The irritating thing about CFAC is that regulators knew 30 years ago that there was cyanide and fluoride in the groundwater, but little was done about it then.
It’s the legacy of aluminum production.
Columbia Falls prided itself in being the industrial hub of the county and the plant made a valuable product. It is important to keep in mind that some of the waste, most notably spent potliner, wasn’t necessarily deemed toxic at the time it was dumped.
But now we know it leaches some very toxic stuff. I think most of us know what a teaspoon of cyanide will do to you.
There is one more CFAC meeting coming up, and interested folks should really attended. Karmen King of the firm Skeo will be in town to talk about her findings on the proposed cleanup and will answer any questions.

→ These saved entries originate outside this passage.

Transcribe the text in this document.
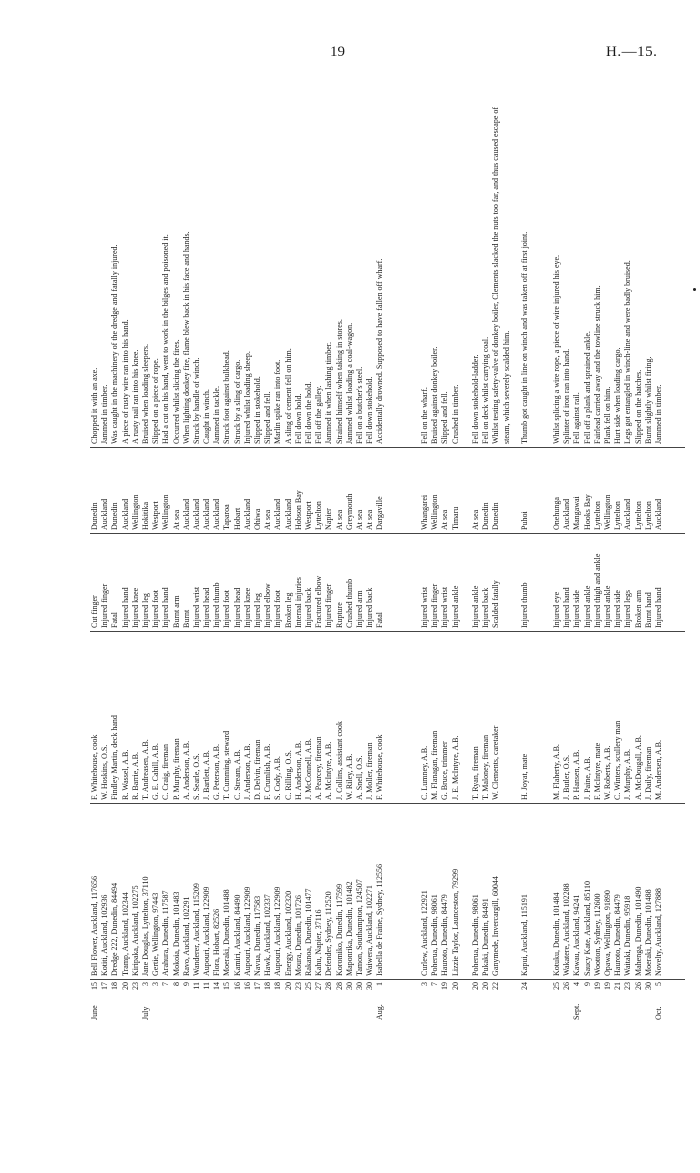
19	H.—15.
June
15
Bell Flower, Auckland, 117656
F. Whitehouse, cook
Cut finger
Dunedin
Chopped it with an axe.
17
Kotiti, Auckland, 102936
W. Hoskins, O.S.
Injured finger
Auckland
Jammed in timber.
18
Dredge 222, Dunedin, 84494
Findley Martin, deck hand
Fatal
Dunedin
Was caught in the machinery of the dredge and fatally injured.
20
Tramp, Auckland, 102344
R. Wassel, A.B.
Injured hand
Auckland
A piece of rusty wire ran into his hand.
23
Kiripaka, Auckland, 102275
R. Barrie, A.B.
Injured knee
Wellington
A rusty nail ran into his knee.
July
3
Jane Douglas, Lyttelton, 37110
T. Andreasen, A.B.
Injured leg
Hokitika
Bruised when loading sleepers.
3
Gertie, Wellington, 97443
G. E. Cahill, A.B.
Injured foot
Westport
Slipped on a piece of rope.
7
Arahura, Dunedin, 117587
C. Craig, fireman
Injured hand
Wellington
Had a cut on his hand, went to work in the bilges and poisoned it.
8
Mokoia, Dunedin, 101483
P. Murphy, fireman
Burnt arm
At sea
Occurred whilst slicing the fires.
9
Ravo, Auckland, 102291
A. Anderson, A.B.
Burnt
Auckland
When lighting donkey fire, flame blew back in his face and hands.
11
Wanderer, Auckland, 115209
S. Searle, O.S.
Injured wrist
Auckland
Struck by handle of winch.
11
Aupouri, Auckland, 122909
J. Bartlett, A.B.
Injured head
Auckland
Caught in winch.
14
Flora, Hobart, 82526
G. Peterson, A.B.
Injured thumb
Auckland
Jammed in tackle.
15
Moeraki, Dunedin, 101488
T. Cumming, steward
Injured foot
Taparoa
Struck foot against bulkhead.
16
Kamiri, Auckland, 84490
C. Stream, A.B.
Injured head
Hobart
Struck by a sling of cargo.
16
Aupouri, Auckland, 122909
J. Anderson, A.B.
Injured knee
Auckland
Injured whilst loading sheep.
17
Navua, Dunedin, 117583
D. Delvin, fireman
Injured leg
Ohiwa
Slipped in stokehold.
18
Hawk, Auckland, 102337
F. Crumlish, A.B.
Injured elbow
At sea
Slipped and fell.
18
Aupouri, Auckland, 122909
S. Cody, A.B.
Injured foot
Auckland
Marlin spike ran into foot.
20
Energy, Auckland, 102320
C. Rilling, O.S.
Broken leg
Auckland
A sling of cement fell on him.
23
Moura, Dunedin, 101726
H. Anderson, A.B.
Internal injuries
Hobson Bay
Fell down hold.
25
Rakanoa, Dunedin, 101477
J. McConnell, A.B.
Injured back
Westport
Fell down the hold.
27
Kahu, Napier, 37116
A. Pearcey, fireman
Fractured elbow
Lyttelton
Fell off the galley.
28
Defender, Sydney, 112520
A. McIntyre, A.B.
Injured finger
Napier
Jammed it when lashing timber.
28
Koromiko, Dunedin, 117599
J. Collins, assistant cook
Rupture
At sea
Strained himself when taking in stores.
30
Maponrika, Dunedin, 101482
W. Riley, A.B.
Crushed thumb
Greymouth
Jammed whilst loading a coal-wagon.
30
Tamon, Southampton, 124507
A. Snell, O.S.
Injured arm
At sea
Fell on a butcher's steel.
30
Waiwera, Auckland, 102271
J. Moller, fireman
Injured back
At sea
Fell down stokehold.
Aug.
1
Isabella de Fraine, Sydney, 112556
F. Whitehouse, cook
Fatal
Dargaville
Accidentally drowned. Supposed to have fallen off wharf.
3
Curlew, Auckland, 122921
C. Lumney, A.B.
Injured wrist
Whangarei
Fell on the wharf.
7
Poherua, Dunedin, 98061
M. Flanagan, fireman
Injured finger
Wellington
Bruised against donkey boiler.
19
Hauroto, Dunedin, 84479
G. Bruce, trimmer
Injured wrist
At sea
Slipped and fell.
20
Lizzie Taylor, Launceston, 79299
J. E. McIntyre, A.B.
Injured ankle
Timaru
Crushed in timber.
20
Poherua, Dunedin, 98061
T. Ryan, fireman
Injured ankle
At sea
Fell down stokehold-ladder.
20
Pukaki, Dunedin, 84491
T. Maloney, fireman
Injured back
Dunedin
Fell on deck whilst carrying coal.
22
Ganymede, Invercargill, 60044
W. Clements, caretaker
Scalded fatally
Dunedin
Whilst testing safety-valve of donkey boiler, Clements slacked the nuts too far, and thus caused escape of steam, which severely scalded him.
24
Kapui, Auckland, 115191
H. Joyat, mate
Injured thumb
Puhoi
Thumb got caught in line on winch and was taken off at first joint.
25
Kotuku, Dunedin, 101484
M. Flaherty, A.B.
Injured eye
Onehunga
Whilst splicing a wire rope, a piece of wire injured his eye.
26
Wakatere, Auckland, 102288
J. Butler, O.S.
Injured hand
Auckland
Splinter of iron ran into hand.
Sept.
4
Kawau, Auckland, 94241
P. Hansen, A.B.
Injured side
Mangawai
Fell against rail.
9
Saucy Kate, Auckland, 85110
J. Paine, A.B.
Injured ankle
Hooks Bay
Fell off a plank and sprained ankle.
19
Wootton, Sydney, 112600
F. McIntyre, mate
Injured thigh and ankle
Lyttelton
Fairlead carried away and the towline struck him.
19
Opawa, Wellington, 91890
W. Roberts, A.B.
Injured ankle
Wellington
Plank fell on him.
21
Hauroto, Dunedin, 84479
C. Winters, scullery man
Injured side
Lyttelton
Hurt side when loading cargo.
23
Waitaki, Dunedin, 95918
J. Murphy, A.B.
Injured legs
Auckland
Legs got entangled in winch-line and were badly bruised.
26
Mahenga, Dunedin, 101490
A. McDougall, A.B.
Broken arm
Lyttelton
Slipped on the hatches.
30
Moeraki, Dunedin, 101488
J. Daily, fireman
Burnt hand
Lyttelton
Burnt slightly whilst firing.
Oct.
5
Novelty, Auckland, 127888
M. Andersen, A.B.
Injured hand
Auckland
Jammed in timber.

She’s with the Technical Assistance for Communities program and is a Superfund expert.
She’s already suggested the slurry wall be extended to surround the center landfill, in addition to the west landfill and the wet scrubber sludge pond (the latter are the two landfill currently leaking cyanide).
I think the slurry wall should be extended to include all of the landfills. In other words, contain all the dumps. They may not all be leaking today, but they will someday.
King is in town for meetings July 12. One is from noon to 1:30 p.m., the other from 5 to 6:30 p.m.